In fact, epistemologically and not historically approached, we may even think of two notions of ‘truth’, one based on identity, the other on difference, or, temporally, as being and becoming. Again, I have alluded to this elsewhere (Schwab 2020) but if we assume forms of acceleration and growth as essential to capitalist societies, we must recognize how knowledges of the past are failing us, leading to extreme if not fanatical forms of conservatism while narratives of innovation and risk expressed in the disappearance of security (the knowledge that you are OK) on a global scale prevail. This leads me to a second, more recent trend illustrated by the graph: there is a rise of bottom-up rather than top-down approaches, that is, strong, institutionalized concepts (nouns), such as ‘knowledge’ or ‘art’, are being replaced by modes or styles (adjectives), such as ‘practice-based’ or ‘artistic’. (Also ‘research’, which I exclude for my point here but which, for good reasons, has been challenged both from within [e.g., Henke et al. 2020] and from without [e.g., Smith 1999] would need to be listed as a noun to be jeopardized.)
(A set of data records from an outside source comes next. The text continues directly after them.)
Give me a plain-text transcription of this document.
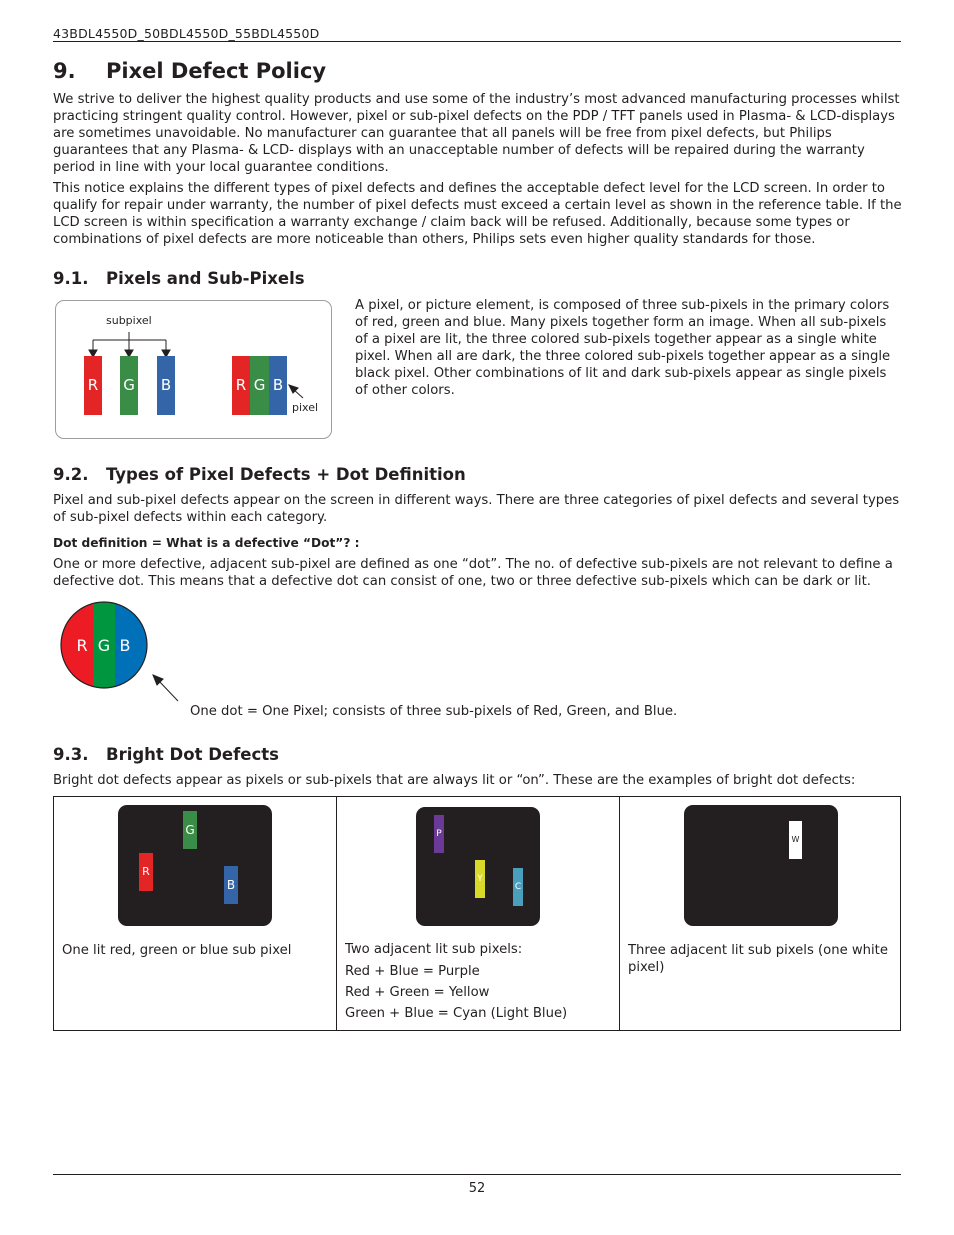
43BDL4550D_50BDL4550D_55BDL4550D
9. Pixel Defect Policy
We strive to deliver the highest quality products and use some of the industry’s most advanced manufacturing processes whilst practicing stringent quality control. However, pixel or sub-pixel defects on the PDP / TFT panels used in Plasma- & LCD-displays are sometimes unavoidable. No manufacturer can guarantee that all panels will be free from pixel defects, but Philips guarantees that any Plasma- & LCD- displays with an unacceptable number of defects will be repaired during the warranty period in line with your local guarantee conditions.
This notice explains the different types of pixel defects and defines the acceptable defect level for the LCD screen. In order to qualify for repair under warranty, the number of pixel defects must exceed a certain level as shown in the reference table. If the LCD screen is within specification a warranty exchange / claim back will be refused. Additionally, because some types or combinations of pixel defects are more noticeable than others, Philips sets even higher quality standards for those.
9.1. Pixels and Sub-Pixels
subpixel
R G B	R G B
pixel
A pixel, or picture element, is composed of three sub-pixels in the primary colors of red, green and blue. Many pixels together form an image. When all sub-pixels of a pixel are lit, the three colored sub-pixels together appear as a single white pixel. When all are dark, the three colored sub-pixels together appear as a single black pixel. Other combinations of lit and dark sub-pixels appear as single pixels of other colors.
9.2. Types of Pixel Defects + Dot Definition
Pixel and sub-pixel defects appear on the screen in different ways. There are three categories of pixel defects and several types of sub-pixel defects within each category.
Dot definition = What is a defective “Dot”? :
One or more defective, adjacent sub-pixel are defined as one “dot”. The no. of defective sub-pixels are not relevant to define a defective dot. This means that a defective dot can consist of one, two or three defective sub-pixels which can be dark or lit.
R G B
One dot = One Pixel; consists of three sub-pixels of Red, Green, and Blue.
9.3. Bright Dot Defects
Bright dot defects appear as pixels or sub-pixels that are always lit or “on”. These are the examples of bright dot defects:
G
R
B
One lit red, green or blue sub pixel
P
Y
C
Two adjacent lit sub pixels:
Red + Blue = Purple
Red + Green = Yellow
Green + Blue = Cyan (Light Blue)
W
Three adjacent lit sub pixels (one white pixel)
52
There would be much to say about the problematics of ‘practice-based’, but suffice it to mention that it runs counter to the necessary theoretical investments of much contemporary art, suggesting inappropriate alignments of artistic practices with applied rather than fundamental research. Accordingly, I see the later arrival of ‘artistic research’ on the stage of the debate as a response to the earlier model of practice-based research as established in the UK, but not only this. The adjective ‘artistic’ also relates to art in particular ways. As helpfully exemplified by Gina Badger and Alise Upitis (2012) with reference to issues of gender, the use of ‘artistic’ rather than ‘art’ identifies with practices excluded from the canon, with artists disadvantaged in their work or with art characterized as ‘low’ or ‘minor’ or not as art at all (craft, design, etc.). In fact, I would argue that with the term ‘artistic’ the notion of ‘art’ is disappearing from research – however, not by removal but by infiltrating its very ground. In line with the great Romantic project, we are less and less able to meaningfully differentiate between human-made and natural things; we have been learning to appreciate matter, to unlearn and to deskill ourselves often in unfavourable institutional conditions. Links to Beuys’s Jeder Mensch ist ein Künstler, or his role in the Free International University are no coincidence.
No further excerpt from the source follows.